Fin da subito lo scardinamento del regime salazarista viene accompagnato da misure come la nazionalizzazione di banche, compagnie di assicurazione e numerose altre industrie, mentre braccianti e operai iniziano a occupare terre e delle fabbriche con l’aiuto del Movimento das Forças Armadas (MFA) e del suo braccio operativo, il Comando Operacional do Continente (COPCON). Il cambiamento più grande però riguarda il processo di decolonizzazione: in pochi mesi Angola, Mozambico, Guinea-Bissau e São Tomé e Príncipe ottengono l’indipendenza, mentre Timor Est viene occupata dalle forze indonesiane.
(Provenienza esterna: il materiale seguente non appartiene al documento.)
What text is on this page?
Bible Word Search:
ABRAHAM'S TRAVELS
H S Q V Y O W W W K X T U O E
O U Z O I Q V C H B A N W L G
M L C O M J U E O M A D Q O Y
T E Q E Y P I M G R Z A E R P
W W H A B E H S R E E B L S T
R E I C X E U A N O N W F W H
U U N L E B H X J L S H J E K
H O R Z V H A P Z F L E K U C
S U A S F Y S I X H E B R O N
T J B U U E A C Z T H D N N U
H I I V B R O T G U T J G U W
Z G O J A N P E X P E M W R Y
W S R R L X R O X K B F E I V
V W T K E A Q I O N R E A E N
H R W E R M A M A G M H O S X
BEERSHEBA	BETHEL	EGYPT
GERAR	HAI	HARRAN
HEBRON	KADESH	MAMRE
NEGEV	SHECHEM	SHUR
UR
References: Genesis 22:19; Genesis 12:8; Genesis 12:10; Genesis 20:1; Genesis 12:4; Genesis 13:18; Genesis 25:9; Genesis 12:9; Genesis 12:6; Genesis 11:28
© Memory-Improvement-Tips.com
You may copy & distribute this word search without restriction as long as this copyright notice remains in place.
A lungo il Portogallo rimane al centro di un tira e molla tra due ideologie e due blocchi: se da una parte figure come quelle di Otelo de Carvalho e Vasco Gonçalves spingono per portare a termine una vera e propria rivoluzione sociale, dall’altra il Portogallo è pur sempre un Paese profondamente cattolico e per di più membro fondatore della Nato. Rimane inoltre l’ambiguità sul ruolo delle forze armate, indecise se riconsegnare subito il potere ai civili oppure ritagliarsi un ruolo di “guardiani della rivoluzione”, simile a quello ricoperto fino a qualche tempo fa nella Repubblica Turca. L’‘Estate calda’ del 1975 è caratterizzata dal confronto serrato tra democratici, rivoluzionari e nostalgici del passato regime con provocazioni reciproche, attentati e scontri di piazza, finché il 25 novembre il fallito golpe da parte dell’estrema sinistra con i paracadutisti del COPCON decreta la vittoria definitiva dei moderados, guidati dal socialista Mário Soares e dal presidente della repubblica Francisco da Costa Gomes.
Il 2 aprile 1976, dopo che più volte il Paese si trovato sull’orlo di una guerra civile, viene approvata la nuova costituzione, democratica nei principi ma con riferimenti alla "transizione verso il socialismo". Il successivo 25 aprile le elezioni consegnano la vittoria ai socialisti e finalmente nel luglio 1976 il potere passa dai militari al parlamento. Alla fine, come spiega Rezola dati alla mano, pur tra mille pericoli e qualche sbandamento – in 19 mesi tre tentativi di colpo di Stato, sei governi provvisori e due presidenti della Repubblica – la revolução riesce a trovare una faticosa strada verso la democrazia, grazie soprattutto al risveglio delle coscienze dei portoghesi e alla loro saggezza.
50 anni dopo non è difficile dare un giudizio positivo su quegli eventi, tra le tante luci (la democratizzazione, l’ingresso nell’Ue e la grande crescita economica che fa oggi del Portogallo un modello sotto molti aspetti) e qualche ombra: a cominciare da una decolonizzazione forse troppo precipitosa, che di fatto contribuì a consegnare i territori di ultramar ad altri decenni di oppressione e di guerre civili. Poi c’è sempre chi, ripensando ai sogni e agli ideali di gioventù, continua a rimpiangere una revolução incompiuta.
Oggi il 25 aprile è festa nazionale portoghese, il Dia da liberdade nel quale si celebrano le libertà civili e dei diritti politici ottenuti con una svolta che dopo cinquant’anni continua ad essere un esempio e in parte un enigma, come può esserlo solo una rivoluzione pacifista e anticolonialista condotta da militari. C’era chi in quegli anni (come i Giganti) invitava a mettere i fiori nei cannoni: loro – pur avendo le stellette, o forse proprio per questo – lo fecero per davvero.